Fruit grading system by reconstructed 3D hyperspectral full-surface images

Abstract

Conducting hyperspectral imaging of fruit' entire surfaces while simultaneously evaluating their physical properties, such as volume and mass, can provide a richer dataset for comprehensive fruit classification. For this purpose, a fruit grading system using 3D hyperspectral full-surface images is developed, which is based on multi-view imaging of mirrors in the hardware structure design and relies on the virtual volume intersection (VI) algorithm and texture technology in software design. During the design process, a mathematical model for the mirror layout and system geometry parameters is established to determine the system's layout for scanning the entire surface of the sample. In practical applications, a prototype with 28 channels ranging from 400 to 1000 nm is developed for pear samples based on a sub-component control system, a spherical-cap cavity with flashing multi-color LEDs, and multiple side mirrors.
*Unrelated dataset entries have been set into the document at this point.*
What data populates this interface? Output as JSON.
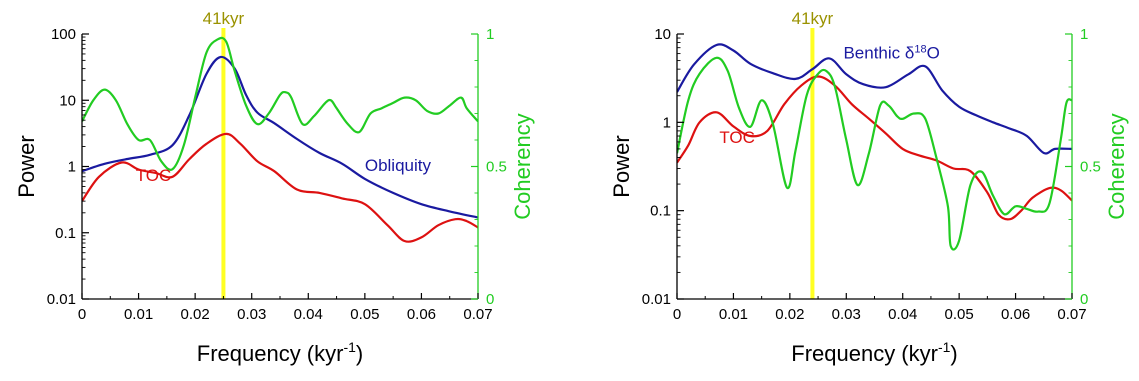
{
  "chart_data": [
    {
      "type": "line",
      "x_axis": {
        "label": "Frequency (kyr",
        "label_sup": "-1",
        "label_end": ")",
        "range": [
          0,
          0.07
        ],
        "ticks": [
          0,
          0.01,
          0.02,
          0.03,
          0.04,
          0.05,
          0.06,
          0.07
        ],
        "tick_labels": [
          "0",
          "0.01",
          "0.02",
          "0.03",
          "0.04",
          "0.05",
          "0.06",
          "0.07"
        ]
      },
      "y_left": {
        "label": "Power",
        "scale": "log",
        "range": [
          0.01,
          100
        ],
        "ticks": [
          0.01,
          0.1,
          1,
          10,
          100
        ],
        "tick_labels": [
          "0.01",
          "0.1",
          "1",
          "10",
          "100"
        ]
      },
      "y_right": {
        "label": "Coherency",
        "scale": "linear",
        "range": [
          0,
          1
        ],
        "ticks": [
          0,
          0.5,
          1
        ],
        "tick_labels": [
          "0",
          "0.5",
          "1"
        ]
      },
      "marker": {
        "x": 0.025,
        "label": "41kyr"
      },
      "series": [
        {
          "name": "Obliquity",
          "axis": "left",
          "label_at": [
            0.05,
            0.85
          ],
          "x": [
            0,
            0.004,
            0.008,
            0.012,
            0.016,
            0.019,
            0.022,
            0.0245,
            0.027,
            0.029,
            0.031,
            0.034,
            0.038,
            0.042,
            0.046,
            0.05,
            0.055,
            0.06,
            0.065,
            0.07
          ],
          "values": [
            0.85,
            1.1,
            1.3,
            1.5,
            2.1,
            6,
            25,
            45,
            30,
            12,
            6.5,
            4.5,
            2.6,
            1.6,
            1.1,
            0.65,
            0.4,
            0.27,
            0.21,
            0.17
          ]
        },
        {
          "name": "TOC",
          "axis": "left",
          "label_at": [
            0.0095,
            0.6
          ],
          "x": [
            0,
            0.003,
            0.007,
            0.01,
            0.013,
            0.016,
            0.019,
            0.022,
            0.0255,
            0.028,
            0.031,
            0.034,
            0.038,
            0.042,
            0.046,
            0.05,
            0.054,
            0.057,
            0.06,
            0.063,
            0.066,
            0.068,
            0.07
          ],
          "values": [
            0.3,
            0.7,
            1.15,
            0.9,
            0.8,
            0.7,
            1.3,
            2.2,
            3.1,
            2.2,
            1.2,
            0.85,
            0.45,
            0.4,
            0.33,
            0.27,
            0.13,
            0.075,
            0.085,
            0.13,
            0.16,
            0.15,
            0.12
          ]
        },
        {
          "name": "",
          "axis": "right",
          "x": [
            0,
            0.002,
            0.004,
            0.006,
            0.008,
            0.01,
            0.012,
            0.014,
            0.016,
            0.018,
            0.02,
            0.022,
            0.024,
            0.0255,
            0.027,
            0.029,
            0.031,
            0.033,
            0.035,
            0.036,
            0.037,
            0.039,
            0.041,
            0.043,
            0.044,
            0.045,
            0.047,
            0.049,
            0.051,
            0.053,
            0.055,
            0.057,
            0.059,
            0.061,
            0.063,
            0.065,
            0.067,
            0.068,
            0.07
          ],
          "values": [
            0.67,
            0.75,
            0.79,
            0.75,
            0.66,
            0.6,
            0.6,
            0.52,
            0.49,
            0.58,
            0.76,
            0.93,
            0.98,
            0.97,
            0.86,
            0.73,
            0.66,
            0.7,
            0.77,
            0.78,
            0.76,
            0.66,
            0.69,
            0.74,
            0.75,
            0.72,
            0.66,
            0.63,
            0.7,
            0.72,
            0.74,
            0.76,
            0.75,
            0.71,
            0.7,
            0.73,
            0.76,
            0.72,
            0.67
          ]
        }
      ]
    },
    {
      "type": "line",
      "x_axis": {
        "label": "Frequency (kyr",
        "label_sup": "-1",
        "label_end": ")",
        "range": [
          0,
          0.07
        ],
        "ticks": [
          0,
          0.01,
          0.02,
          0.03,
          0.04,
          0.05,
          0.06,
          0.07
        ],
        "tick_labels": [
          "0",
          "0.01",
          "0.02",
          "0.03",
          "0.04",
          "0.05",
          "0.06",
          "0.07"
        ]
      },
      "y_left": {
        "label": "Power",
        "scale": "log",
        "range": [
          0.01,
          10
        ],
        "ticks": [
          0.01,
          0.1,
          1,
          10
        ],
        "tick_labels": [
          "0.01",
          "0.1",
          "1",
          "10"
        ]
      },
      "y_right": {
        "label": "Coherency",
        "scale": "linear",
        "range": [
          0,
          1
        ],
        "ticks": [
          0,
          0.5,
          1
        ],
        "tick_labels": [
          "0",
          "0.5",
          "1"
        ]
      },
      "marker": {
        "x": 0.024,
        "label": "41kyr"
      },
      "series": [
        {
          "name": "Benthic δ",
          "name_sup": "18",
          "name_end": "O",
          "axis": "left",
          "label_at": [
            0.0295,
            5.3
          ],
          "x": [
            0,
            0.003,
            0.007,
            0.01,
            0.013,
            0.017,
            0.021,
            0.024,
            0.027,
            0.03,
            0.033,
            0.037,
            0.041,
            0.044,
            0.047,
            0.05,
            0.053,
            0.056,
            0.059,
            0.062,
            0.065,
            0.067,
            0.07
          ],
          "values": [
            2.2,
            4.5,
            7.5,
            6.5,
            4.6,
            3.6,
            3.1,
            4,
            5.3,
            3.5,
            2.7,
            2.5,
            3.5,
            4.3,
            2.3,
            1.5,
            1.2,
            1,
            0.85,
            0.7,
            0.45,
            0.5,
            0.5
          ]
        },
        {
          "name": "TOC",
          "axis": "left",
          "label_at": [
            0.0075,
            0.58
          ],
          "x": [
            0,
            0.002,
            0.004,
            0.007,
            0.01,
            0.013,
            0.016,
            0.019,
            0.022,
            0.025,
            0.028,
            0.031,
            0.034,
            0.037,
            0.04,
            0.043,
            0.046,
            0.049,
            0.052,
            0.055,
            0.057,
            0.059,
            0.061,
            0.063,
            0.066,
            0.068,
            0.07
          ],
          "values": [
            0.35,
            0.55,
            1.0,
            1.3,
            0.9,
            0.7,
            0.8,
            1.6,
            2.6,
            3.3,
            2.6,
            1.6,
            1.1,
            0.75,
            0.5,
            0.42,
            0.37,
            0.3,
            0.28,
            0.16,
            0.09,
            0.08,
            0.1,
            0.14,
            0.18,
            0.17,
            0.13
          ]
        },
        {
          "name": "",
          "axis": "right",
          "x": [
            0,
            0.002,
            0.004,
            0.007,
            0.009,
            0.011,
            0.013,
            0.015,
            0.017,
            0.0195,
            0.021,
            0.023,
            0.025,
            0.0265,
            0.028,
            0.03,
            0.032,
            0.034,
            0.036,
            0.0375,
            0.039,
            0.04,
            0.042,
            0.044,
            0.046,
            0.048,
            0.0485,
            0.05,
            0.052,
            0.054,
            0.056,
            0.058,
            0.06,
            0.062,
            0.064,
            0.066,
            0.068,
            0.069,
            0.07
          ],
          "values": [
            0.55,
            0.75,
            0.85,
            0.91,
            0.86,
            0.72,
            0.65,
            0.75,
            0.66,
            0.42,
            0.56,
            0.77,
            0.85,
            0.86,
            0.8,
            0.6,
            0.43,
            0.55,
            0.73,
            0.73,
            0.69,
            0.68,
            0.7,
            0.68,
            0.53,
            0.35,
            0.2,
            0.22,
            0.43,
            0.48,
            0.39,
            0.32,
            0.35,
            0.34,
            0.33,
            0.36,
            0.6,
            0.74,
            0.75
          ]
        }
      ]
    }
  ],
  "colors": {
    "axis": "#000000",
    "power_primary": "#1a1aa0",
    "toc": "#dd1111",
    "coherency": "#22cc22",
    "marker_line": "#ffff22",
    "marker_label": "#9a9200"
  }
}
The results obtained from this prototype reveal that the predicted volume (R2=96.18%) and mass (R2=98.18%) exhibit a high correlation with measured results and the hyperspectral data between bruised and normal pears is a significant difference. A dataset of pears of three qualities (large, small, and bruised) is prepared for comprehensive classification and resulting in an effective grading (95.33%), which shows that the proposed system is a potential solution for comprehensive fruit quality classification.